Prediction error method (PEM)

When identifying linear systems from noisy data, the prediction-error method [Ljung] is close to a gold standard when it comes to the quality of the models it produces, but is also one of the computationally more expensive methods due to its reliance on iterative, gradient-based estimation. When we are identifying nonlinear models, we typically do not have the luxury of closed-form, non-iterative solutions, while PEM is easier to adopt to the nonlinear setting.[Larsson]

Fundamentally, PEM changes the problem from minimizing a loss based on the simulation performance, to minimizing a loss based on shorter-term predictions.
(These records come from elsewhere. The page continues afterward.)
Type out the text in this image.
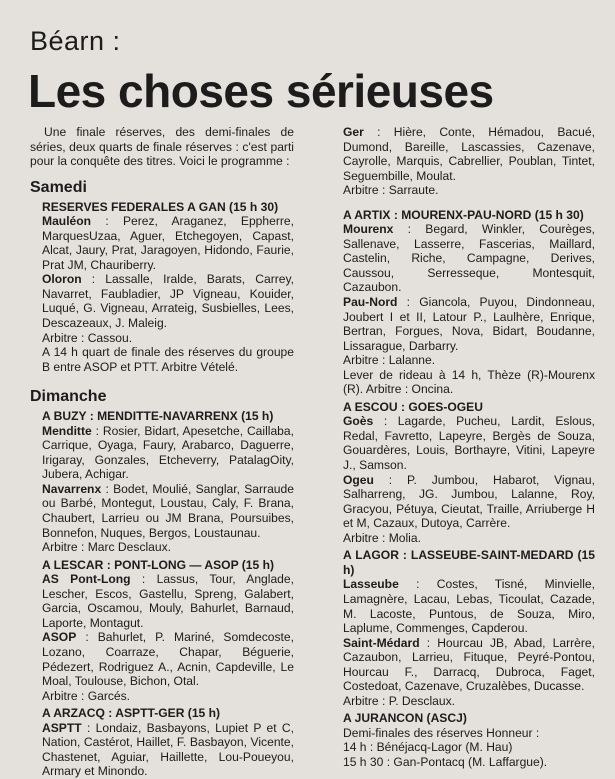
Béarn :
Les choses sérieuses

Une finale réserves, des demi-finales de séries, deux quarts de finale réserves : c'est parti pour la conquête des titres. Voici le programme :

Samedi
RESERVES FEDERALES A GAN (15 h 30)

Mauléon : Perez, Araganez, Eppherre, MarquesUzaa, Aguer, Etchegoyen, Capast, Alcat, Jaury, Prat, Jaragoyen, Hidondo, Faurie, Prat JM, Chauriberry.

Oloron : Lassalle, Iralde, Barats, Carrey, Navarret, Faubladier, JP Vigneau, Kouider, Luqué, G. Vigneau, Arrateig, Susbielles, Lees, Descazeaux, J. Maleig.

Arbitre : Cassou.

A 14 h quart de finale des réserves du groupe B entre ASOP et PTT. Arbitre Vételé.

Dimanche
A BUZY : MENDITTE-NAVARRENX (15 h)

Menditte : Rosier, Bidart, Apesetche, Caillaba, Carrique, Oyaga, Faury, Arabarco, Daguerre, Irigaray, Gonzales, Etcheverry, PatalagOity, Jubera, Achigar.

Navarrenx : Bodet, Moulié, Sanglar, Sarraude ou Barbé, Montegut, Loustau, Caly, F. Brana, Chaubert, Larrieu ou JM Brana, Poursuibes, Bonnefon, Nuques, Bergos, Loustaunau.

Arbitre : Marc Desclaux.

A LESCAR : PONT-LONG — ASOP (15 h)

AS Pont-Long : Lassus, Tour, Anglade, Lescher, Escos, Gastellu, Spreng, Galabert, Garcia, Oscamou, Mouly, Bahurlet, Barnaud, Laporte, Montagut.

ASOP : Bahurlet, P. Mariné, Somdecoste, Lozano, Coarraze, Chapar, Béguerie, Pédezert, Rodriguez A., Acnin, Capdeville, Le Moal, Toulouse, Bichon, Otal.

Arbitre : Garcés.

A ARZACQ : ASPTT-GER (15 h)

ASPTT : Londaiz, Basbayons, Lupiet P et C, Nation, Castérot, Haillet, F. Basbayon, Vicente, Chastenet, Aguiar, Haillette, Lou-Poueyou, Armary et Minondo.

Ger : Hière, Conte, Hémadou, Bacué, Dumond, Bareille, Lascassies, Cazenave, Cayrolle, Marquis, Cabrellier, Poublan, Tintet, Seguembille, Moulat.

Arbitre : Sarraute.

A ARTIX : MOURENX-PAU-NORD (15 h 30)

Mourenx : Begard, Winkler, Courèges, Sallenave, Lasserre, Fascerias, Maillard, Castelin, Riche, Campagne, Derives, Caussou, Serresseque, Montesquit, Cazaubon.

Pau-Nord : Giancola, Puyou, Dindonneau, Joubert I et II, Latour P., Laulhère, Enrique, Bertran, Forgues, Nova, Bidart, Boudanne, Lissarague, Darbarry.

Arbitre : Lalanne.

Lever de rideau à 14 h, Thèze (R)-Mourenx (R). Arbitre : Oncina.

A ESCOU : GOES-OGEU

Goès : Lagarde, Pucheu, Lardit, Eslous, Redal, Favretto, Lapeyre, Bergès de Souza, Gouardères, Louis, Borthayre, Vitini, Lapeyre J., Samson.

Ogeu : P. Jumbou, Habarot, Vignau, Salharreng, JG. Jumbou, Lalanne, Roy, Gracyou, Pétuya, Cieutat, Traille, Arriuberge H et M, Cazaux, Dutoya, Carrère.

Arbitre : Molia.

A LAGOR : LASSEUBE-SAINT-MEDARD (15 h)

Lasseube : Costes, Tisné, Minvielle, Lamagnère, Lacau, Lebas, Ticoulat, Cazade, M. Lacoste, Puntous, de Souza, Miro, Laplume, Commenges, Capderou.

Saint-Médard : Hourcau JB, Abad, Larrère, Cazaubon, Larrieu, Fituque, Peyré-Pontou, Hourcau F., Darracq, Dubroca, Faget, Costedoat, Cazenave, Cruzalèbes, Ducasse.

Arbitre : P. Desclaux.

A JURANCON (ASCJ)

Demi-finales des réserves Honneur :

14 h : Bénéjacq-Lagor (M. Hau)

15 h 30 : Gan-Pontacq (M. Laffargue).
There are several benefits of doing so, and this example will highlight two:

  • The loss is often easier to optimize.
  • In addition to an accurate simulator, you also obtain a prediction for the system.
  • With PEM, it's possible to estimate disturbance models.

The last point will not be illustrated in this tutorial, but we will briefly expand upon it here. Gaussian, zero-mean measurement noise is usually not very hard to handle. Disturbances that affect the state of the system may, however, cause all sorts of havoc on the estimate. Consider wind affecting an aircraft, deriving a statistical and dynamical model of the wind may be doable, but unless you measure the exact wind affecting the aircraft, making use of the model during parameter estimation is impossible. The wind is an unmeasured load disturbance that affects the state of the system through its own dynamics model. Using the techniques illustrated in this tutorial, it's possible to estimate the influence of the wind during the experiment that generated the data and reduce or eliminate the bias it otherwise causes in the parameter estimates.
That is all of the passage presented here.